• April 17, 2017

    Joseph O’Neill

    The novelist Joseph O’Neill (Netherland) has helped set up a school for Syrian refugees, and he’s asking for help to keep it running.

    A number of authors including Colm Toibin and George Szirtes have signed an open letter decrying a new Hungarian law that could lead to the closing of Central European University, which was founded by the philanthropist George Soros.

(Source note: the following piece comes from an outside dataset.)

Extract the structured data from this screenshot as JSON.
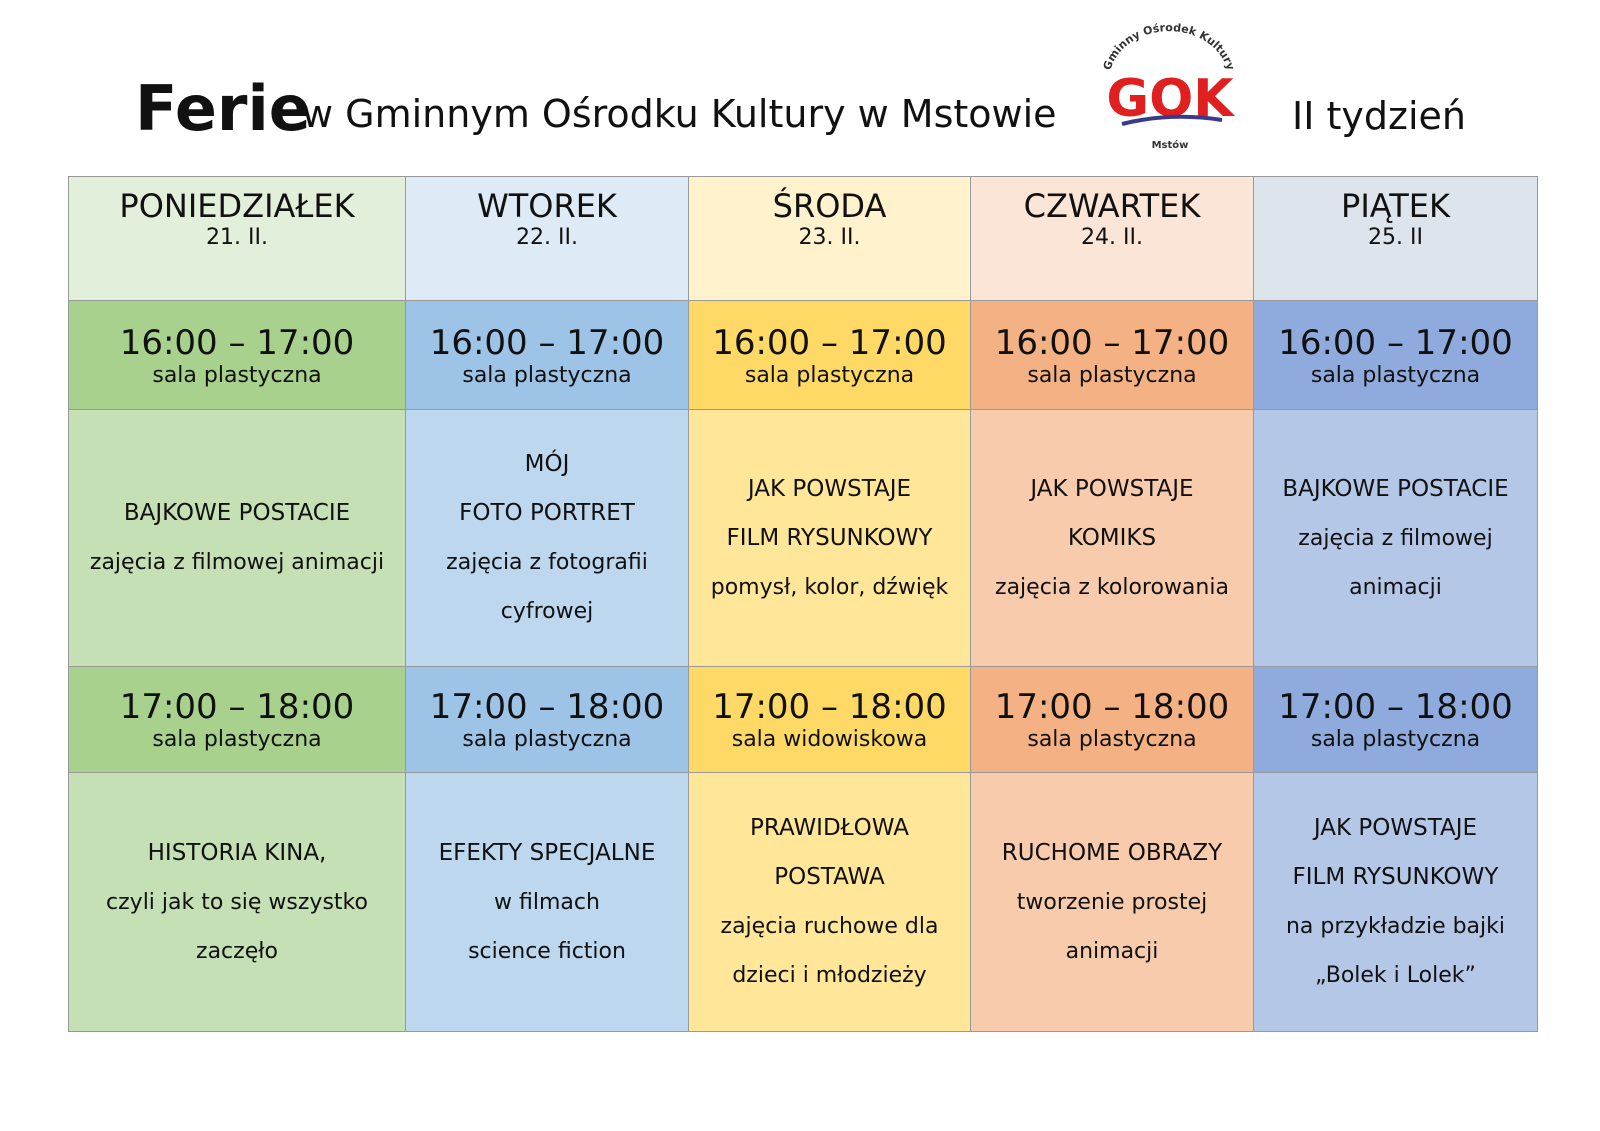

The letter argues that the act is an attempt by Hungarian prime Minister Victor Orbán “to close out democratic institutions in the country, including press, media and NGOs.” They added: “If [closure] should happen it would be a serious blot on the EU’s conscience to have permitted this act of the Orbán government to pass without response.”

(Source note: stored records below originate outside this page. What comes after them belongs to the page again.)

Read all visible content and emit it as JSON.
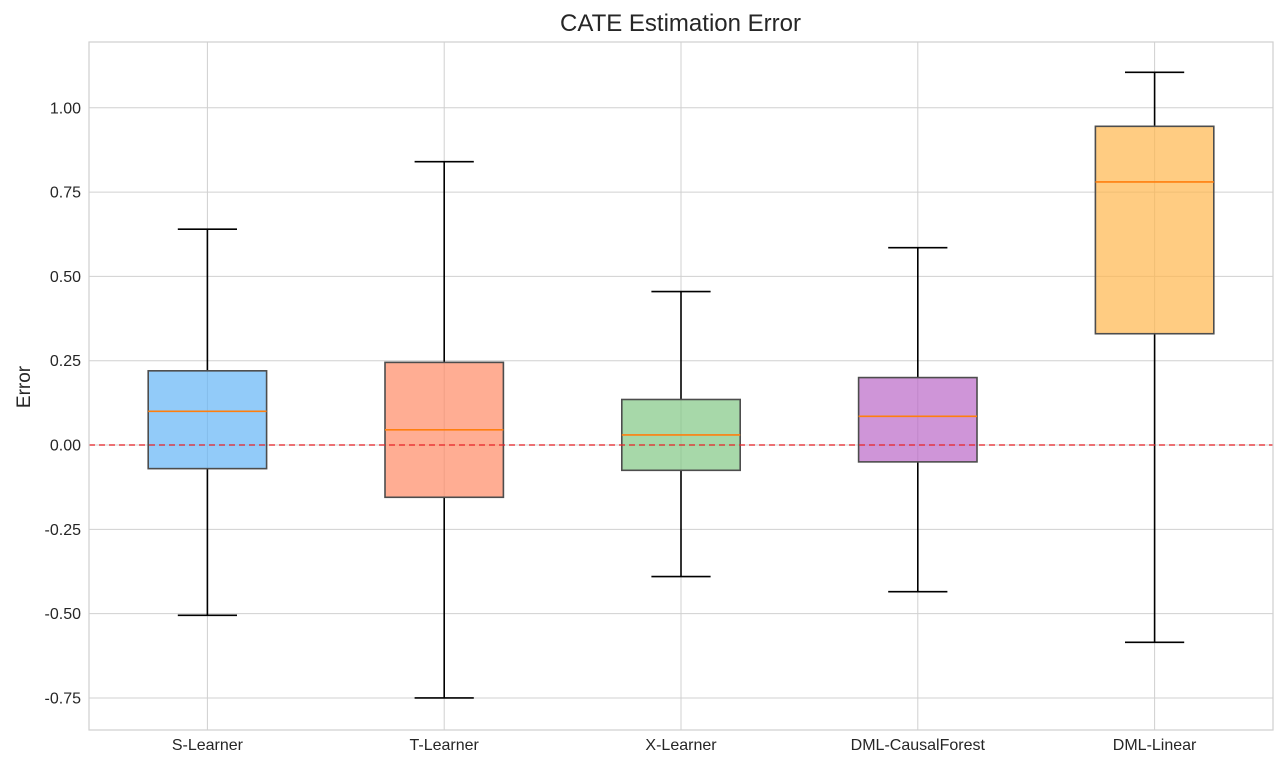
{
  "chart_data": {
    "type": "box",
    "title": "CATE Estimation Error",
    "xlabel": "",
    "ylabel": "Error",
    "ylim": [
      -0.845,
      1.195
    ],
    "yticks": [
      -0.75,
      -0.5,
      -0.25,
      0.0,
      0.25,
      0.5,
      0.75,
      1.0
    ],
    "ytick_labels": [
      "-0.75",
      "-0.50",
      "-0.25",
      "0.00",
      "0.25",
      "0.50",
      "0.75",
      "1.00"
    ],
    "grid": true,
    "reference_line": {
      "y": 0.0,
      "style": "dashed",
      "color": "#e8252a"
    },
    "median_color": "#ff7f0e",
    "categories": [
      "S-Learner",
      "T-Learner",
      "X-Learner",
      "DML-CausalForest",
      "DML-Linear"
    ],
    "boxes": [
      {
        "label": "S-Learner",
        "whislo": -0.505,
        "q1": -0.07,
        "med": 0.1,
        "q3": 0.22,
        "whishi": 0.64,
        "color": "#64b5f6"
      },
      {
        "label": "T-Learner",
        "whislo": -0.75,
        "q1": -0.155,
        "med": 0.045,
        "q3": 0.245,
        "whishi": 0.84,
        "color": "#ff8a65"
      },
      {
        "label": "X-Learner",
        "whislo": -0.39,
        "q1": -0.075,
        "med": 0.03,
        "q3": 0.135,
        "whishi": 0.455,
        "color": "#81c784"
      },
      {
        "label": "DML-CausalForest",
        "whislo": -0.435,
        "q1": -0.05,
        "med": 0.085,
        "q3": 0.2,
        "whishi": 0.585,
        "color": "#ba68c8"
      },
      {
        "label": "DML-Linear",
        "whislo": -0.585,
        "q1": 0.33,
        "med": 0.78,
        "q3": 0.945,
        "whishi": 1.105,
        "color": "#ffb74d"
      }
    ]
  }
}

    Pamela Paul—the editor of the New York Times Book Review and the author of the forthcoming My Life with Bob: Flawed Heroine Keeps Book of Books, Plot Ensues—explains why you should read books that you hate.

    Thomas McGuane—the author of 92 in the Shade, Panama, and most recently Crow Fairreflects on his career just before receiving the The Los Angeles Times’s Kirsch Award for lifetime achievement.

    AmazonCrossing has become the biggest translator of foreign books into English.

    There are still spaces available in John Ashbery’s Home School, which will take place in late July and early August in Hudson, New York. This year’s faculty include Brian Blanchfield, Adam Fitzgerald, Douglas Kearney, Myung Mi Kim, and Harryette Mullen.